Hayatı mabetlerde geçmiş biri Rublev. Dönemin en gözde ikon ressamlarından. Namı onun önünde, sonsuz bir ilhamla işliyor sanatını. Sonra bir duraksama, bir durgunluk. Hayata tanıklık ediyor en sert haliyle. İnsanlara, maruz kalınan kötülüklere, savaşlara, kıskançlığa ve gözleri kör edercesine güçlü kibre. O zaman düşünmeden edemiyor. Kimin için bunca sanat? Kimin için bunca dua? Bir şeyler yanlış, göründüğü gibi değil. Çünkü tanık olduğu şeyler kendine bile söylemeye cesaret edemediği duygularını açığa çıkarıyor. “Yarım vaatlerin ve görülmeyen mucizelerin ardına saklanmış Tanrı’ya sırtını dönmek istiyor” işte o zaman. Vazgeçiyor sanatından, kirletiyor duvarları. Amansız bir sessizliğe bürünüyor.
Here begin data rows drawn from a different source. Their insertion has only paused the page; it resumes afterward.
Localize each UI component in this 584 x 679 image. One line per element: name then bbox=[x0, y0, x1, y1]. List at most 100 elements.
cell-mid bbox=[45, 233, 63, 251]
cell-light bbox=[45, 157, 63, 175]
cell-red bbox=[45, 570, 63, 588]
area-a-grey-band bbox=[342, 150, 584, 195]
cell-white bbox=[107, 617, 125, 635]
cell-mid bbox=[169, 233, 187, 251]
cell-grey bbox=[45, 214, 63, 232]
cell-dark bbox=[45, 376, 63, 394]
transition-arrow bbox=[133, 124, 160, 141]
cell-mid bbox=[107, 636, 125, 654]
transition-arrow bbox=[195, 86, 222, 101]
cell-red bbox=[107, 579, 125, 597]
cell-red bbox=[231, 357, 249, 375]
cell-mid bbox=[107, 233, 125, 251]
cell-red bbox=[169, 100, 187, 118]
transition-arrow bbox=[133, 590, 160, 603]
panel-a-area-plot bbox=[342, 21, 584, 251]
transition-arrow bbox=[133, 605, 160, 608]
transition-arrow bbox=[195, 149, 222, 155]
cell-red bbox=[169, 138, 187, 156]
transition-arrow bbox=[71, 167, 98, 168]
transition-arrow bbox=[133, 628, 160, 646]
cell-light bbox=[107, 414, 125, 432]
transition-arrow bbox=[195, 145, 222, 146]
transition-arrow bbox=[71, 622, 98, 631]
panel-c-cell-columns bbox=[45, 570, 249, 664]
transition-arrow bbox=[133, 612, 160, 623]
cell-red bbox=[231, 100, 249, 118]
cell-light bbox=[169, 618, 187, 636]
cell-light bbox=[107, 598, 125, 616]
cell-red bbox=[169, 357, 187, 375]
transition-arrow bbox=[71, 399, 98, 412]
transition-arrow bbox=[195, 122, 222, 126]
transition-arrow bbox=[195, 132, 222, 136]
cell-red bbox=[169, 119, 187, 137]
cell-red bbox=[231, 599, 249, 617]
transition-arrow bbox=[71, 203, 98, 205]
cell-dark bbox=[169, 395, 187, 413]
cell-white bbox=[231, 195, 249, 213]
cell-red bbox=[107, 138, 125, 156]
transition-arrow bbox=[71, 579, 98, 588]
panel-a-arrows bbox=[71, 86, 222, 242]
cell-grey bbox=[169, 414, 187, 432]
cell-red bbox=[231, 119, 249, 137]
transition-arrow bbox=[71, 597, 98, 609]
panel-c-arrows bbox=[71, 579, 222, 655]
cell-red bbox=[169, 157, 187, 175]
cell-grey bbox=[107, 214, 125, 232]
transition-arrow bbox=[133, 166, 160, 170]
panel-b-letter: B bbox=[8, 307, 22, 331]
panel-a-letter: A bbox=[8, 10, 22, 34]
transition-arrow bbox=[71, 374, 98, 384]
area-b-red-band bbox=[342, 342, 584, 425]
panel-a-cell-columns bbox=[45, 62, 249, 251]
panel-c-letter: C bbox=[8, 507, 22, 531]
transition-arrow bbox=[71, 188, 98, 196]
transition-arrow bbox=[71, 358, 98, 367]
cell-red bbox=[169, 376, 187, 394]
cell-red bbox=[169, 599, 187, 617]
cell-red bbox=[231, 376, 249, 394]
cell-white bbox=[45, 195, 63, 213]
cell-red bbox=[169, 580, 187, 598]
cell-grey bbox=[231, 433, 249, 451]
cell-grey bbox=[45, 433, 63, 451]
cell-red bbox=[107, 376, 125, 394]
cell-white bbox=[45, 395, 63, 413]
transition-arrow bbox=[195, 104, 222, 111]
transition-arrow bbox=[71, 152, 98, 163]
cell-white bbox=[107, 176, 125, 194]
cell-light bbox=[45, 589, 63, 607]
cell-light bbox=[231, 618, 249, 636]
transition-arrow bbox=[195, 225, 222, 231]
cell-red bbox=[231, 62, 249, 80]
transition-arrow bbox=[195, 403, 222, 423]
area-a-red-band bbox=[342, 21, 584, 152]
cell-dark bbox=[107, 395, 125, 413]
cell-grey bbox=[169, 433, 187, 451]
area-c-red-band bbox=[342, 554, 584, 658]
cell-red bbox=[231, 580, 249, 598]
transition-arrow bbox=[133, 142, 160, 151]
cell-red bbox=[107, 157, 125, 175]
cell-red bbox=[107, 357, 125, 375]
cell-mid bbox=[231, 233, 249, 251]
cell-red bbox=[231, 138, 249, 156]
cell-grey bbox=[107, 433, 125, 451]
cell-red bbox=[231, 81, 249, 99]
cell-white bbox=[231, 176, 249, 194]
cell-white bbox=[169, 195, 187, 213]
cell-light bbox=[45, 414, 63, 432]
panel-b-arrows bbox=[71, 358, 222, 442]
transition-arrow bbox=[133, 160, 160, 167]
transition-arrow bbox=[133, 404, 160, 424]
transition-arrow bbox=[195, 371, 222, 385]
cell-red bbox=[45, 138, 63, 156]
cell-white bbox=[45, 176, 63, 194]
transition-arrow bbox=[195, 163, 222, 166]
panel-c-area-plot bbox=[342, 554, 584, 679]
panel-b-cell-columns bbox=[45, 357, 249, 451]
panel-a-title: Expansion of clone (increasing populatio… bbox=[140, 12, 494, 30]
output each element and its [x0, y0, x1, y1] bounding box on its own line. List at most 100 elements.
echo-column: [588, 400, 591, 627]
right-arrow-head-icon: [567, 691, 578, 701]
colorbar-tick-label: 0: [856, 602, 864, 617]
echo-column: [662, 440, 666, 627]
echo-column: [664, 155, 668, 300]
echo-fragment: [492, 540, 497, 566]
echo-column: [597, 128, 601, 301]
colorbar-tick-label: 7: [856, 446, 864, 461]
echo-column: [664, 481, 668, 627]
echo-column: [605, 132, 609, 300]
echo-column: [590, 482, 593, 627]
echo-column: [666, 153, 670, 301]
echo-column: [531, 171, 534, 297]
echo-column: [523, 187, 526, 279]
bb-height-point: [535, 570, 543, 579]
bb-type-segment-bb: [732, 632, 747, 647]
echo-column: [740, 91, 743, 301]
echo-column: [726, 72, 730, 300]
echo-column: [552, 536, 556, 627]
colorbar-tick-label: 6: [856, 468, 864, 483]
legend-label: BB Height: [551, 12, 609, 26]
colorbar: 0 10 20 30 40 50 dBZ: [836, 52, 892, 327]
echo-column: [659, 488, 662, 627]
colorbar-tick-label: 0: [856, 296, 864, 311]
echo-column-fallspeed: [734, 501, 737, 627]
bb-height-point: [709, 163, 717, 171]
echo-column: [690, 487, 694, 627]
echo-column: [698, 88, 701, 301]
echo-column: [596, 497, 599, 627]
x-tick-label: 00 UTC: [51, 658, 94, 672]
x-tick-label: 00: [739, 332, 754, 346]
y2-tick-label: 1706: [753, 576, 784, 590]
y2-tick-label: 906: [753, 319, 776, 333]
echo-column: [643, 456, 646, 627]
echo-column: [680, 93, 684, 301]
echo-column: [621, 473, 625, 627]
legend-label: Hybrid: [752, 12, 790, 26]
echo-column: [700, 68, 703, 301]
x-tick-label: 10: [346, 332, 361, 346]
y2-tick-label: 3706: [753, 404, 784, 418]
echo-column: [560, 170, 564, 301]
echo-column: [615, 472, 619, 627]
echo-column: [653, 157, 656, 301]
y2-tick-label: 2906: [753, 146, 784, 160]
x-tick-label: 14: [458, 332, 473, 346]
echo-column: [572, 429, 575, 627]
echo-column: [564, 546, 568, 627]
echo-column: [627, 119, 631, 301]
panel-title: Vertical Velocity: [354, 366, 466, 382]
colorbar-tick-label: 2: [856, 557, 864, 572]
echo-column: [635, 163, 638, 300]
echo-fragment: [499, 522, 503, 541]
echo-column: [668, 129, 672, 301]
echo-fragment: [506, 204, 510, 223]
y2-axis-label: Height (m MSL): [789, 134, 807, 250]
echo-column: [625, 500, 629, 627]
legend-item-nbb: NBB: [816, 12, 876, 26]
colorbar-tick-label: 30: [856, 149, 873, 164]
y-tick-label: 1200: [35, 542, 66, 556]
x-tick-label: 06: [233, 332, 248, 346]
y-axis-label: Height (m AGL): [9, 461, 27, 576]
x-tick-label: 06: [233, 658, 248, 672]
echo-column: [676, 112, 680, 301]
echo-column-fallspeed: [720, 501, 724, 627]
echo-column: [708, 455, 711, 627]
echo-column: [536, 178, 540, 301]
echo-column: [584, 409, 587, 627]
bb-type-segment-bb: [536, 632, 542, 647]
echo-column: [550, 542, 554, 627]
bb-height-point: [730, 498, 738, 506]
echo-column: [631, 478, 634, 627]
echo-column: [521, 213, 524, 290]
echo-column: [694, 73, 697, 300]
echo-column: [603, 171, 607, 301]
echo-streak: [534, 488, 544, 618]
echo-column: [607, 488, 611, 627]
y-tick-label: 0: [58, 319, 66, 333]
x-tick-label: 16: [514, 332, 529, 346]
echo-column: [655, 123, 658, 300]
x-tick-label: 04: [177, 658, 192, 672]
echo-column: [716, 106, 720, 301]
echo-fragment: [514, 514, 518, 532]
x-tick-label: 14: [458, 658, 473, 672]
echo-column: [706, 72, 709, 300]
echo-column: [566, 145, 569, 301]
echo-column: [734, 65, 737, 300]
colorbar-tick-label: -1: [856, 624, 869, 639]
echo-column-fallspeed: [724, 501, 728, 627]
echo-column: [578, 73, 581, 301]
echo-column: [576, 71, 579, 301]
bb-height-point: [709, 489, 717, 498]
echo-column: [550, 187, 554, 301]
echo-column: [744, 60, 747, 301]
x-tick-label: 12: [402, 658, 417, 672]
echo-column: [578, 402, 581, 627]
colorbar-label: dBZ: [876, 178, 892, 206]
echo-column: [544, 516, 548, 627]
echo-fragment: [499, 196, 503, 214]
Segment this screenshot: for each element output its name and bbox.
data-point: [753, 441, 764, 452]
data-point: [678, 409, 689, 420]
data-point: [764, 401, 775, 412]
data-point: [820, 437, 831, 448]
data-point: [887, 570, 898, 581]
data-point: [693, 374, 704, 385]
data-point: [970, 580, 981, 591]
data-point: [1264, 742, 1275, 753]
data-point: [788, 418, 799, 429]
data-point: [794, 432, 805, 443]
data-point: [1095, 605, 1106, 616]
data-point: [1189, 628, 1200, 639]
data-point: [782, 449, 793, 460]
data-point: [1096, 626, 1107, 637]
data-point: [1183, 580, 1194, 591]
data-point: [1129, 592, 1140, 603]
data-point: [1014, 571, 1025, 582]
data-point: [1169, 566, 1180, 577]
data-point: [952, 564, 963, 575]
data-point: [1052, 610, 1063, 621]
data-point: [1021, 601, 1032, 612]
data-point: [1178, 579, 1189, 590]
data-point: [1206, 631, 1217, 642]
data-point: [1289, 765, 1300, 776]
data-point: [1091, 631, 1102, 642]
Hep aynı güç, hep aynı düzen. Tek ilah, tek yaratan. İnanmayan kafir ve asılan. Yaratıcıya inanmayan neden kafir? İnanç ne kadar doğru, inanmamak ne kadar yanlış? Sorguluyor Rublev içinden çıkamayacağını bile bile. Kurtulmak istiyor bu ızdıraptan. Bir an “tek çıkış yokluktur” diyor içinden bir ses. Tanrı’nın olmadığını ve yozlaşmış kliselerin riyakarlığını haykırmak istiyor işte o zaman. Bir keşiş olmadan hür olabilmeyi diliyor en kuytularında. Yokluğu ispatlayamayacağını bilse de başkaldırıyor usulca.
”Boyamayı bıraktığını duyduğumda kıskançlığım geçti. Yüreğim yavaşça büyüdü ve unuttum. Trinity Katedrali’ne git ve boya, boya, boya! Ruhunu zorlama. İlahi kıvılcımı yok saymak ciddi bir günahtır.”
Var olan tüm kötülükler bir yana tekrar hissetmeye başlıyor Rublev. Bir tohum gibi filizleniyor en baştan. Kendine verdiği tüm sözleri unutuyor, inançsız yaşayamayacağını anlıyor küçük bir çocuğun yüreğiyle. Görülmeyen-duyulmayan Tanrısından ya da kirlenmiş dünyasında bulamadığı cevapları genç dostuyla keşfediyor. Halkı sömürmekte baş aktör olan yozlaşmış kiliseleri ve tek mühim meseleleri kibri temsil edecek görkemli bir çan yaptırmak olan rus knezliğini bir an olsun unutuyoruz böylelikle. Umutla doluyoruz Rublev gibi ve anlaşılıyor insan için mühim olan tek şeyin umut olduğu. İşte o zaman, umudunu bulan Rublev şakıyor bülbül gibi. “Sen çanları dökeceksin ben de ikonları çizeceğim.” diyor genç yoldaşına. Tarkovsky’nin sanat anlayışında yer aldığı gibi sanatın insan için insanlık için bir umut olduğunu ve Tanrıya yakarıştan başka bir şey olmadığını farkediyoruz.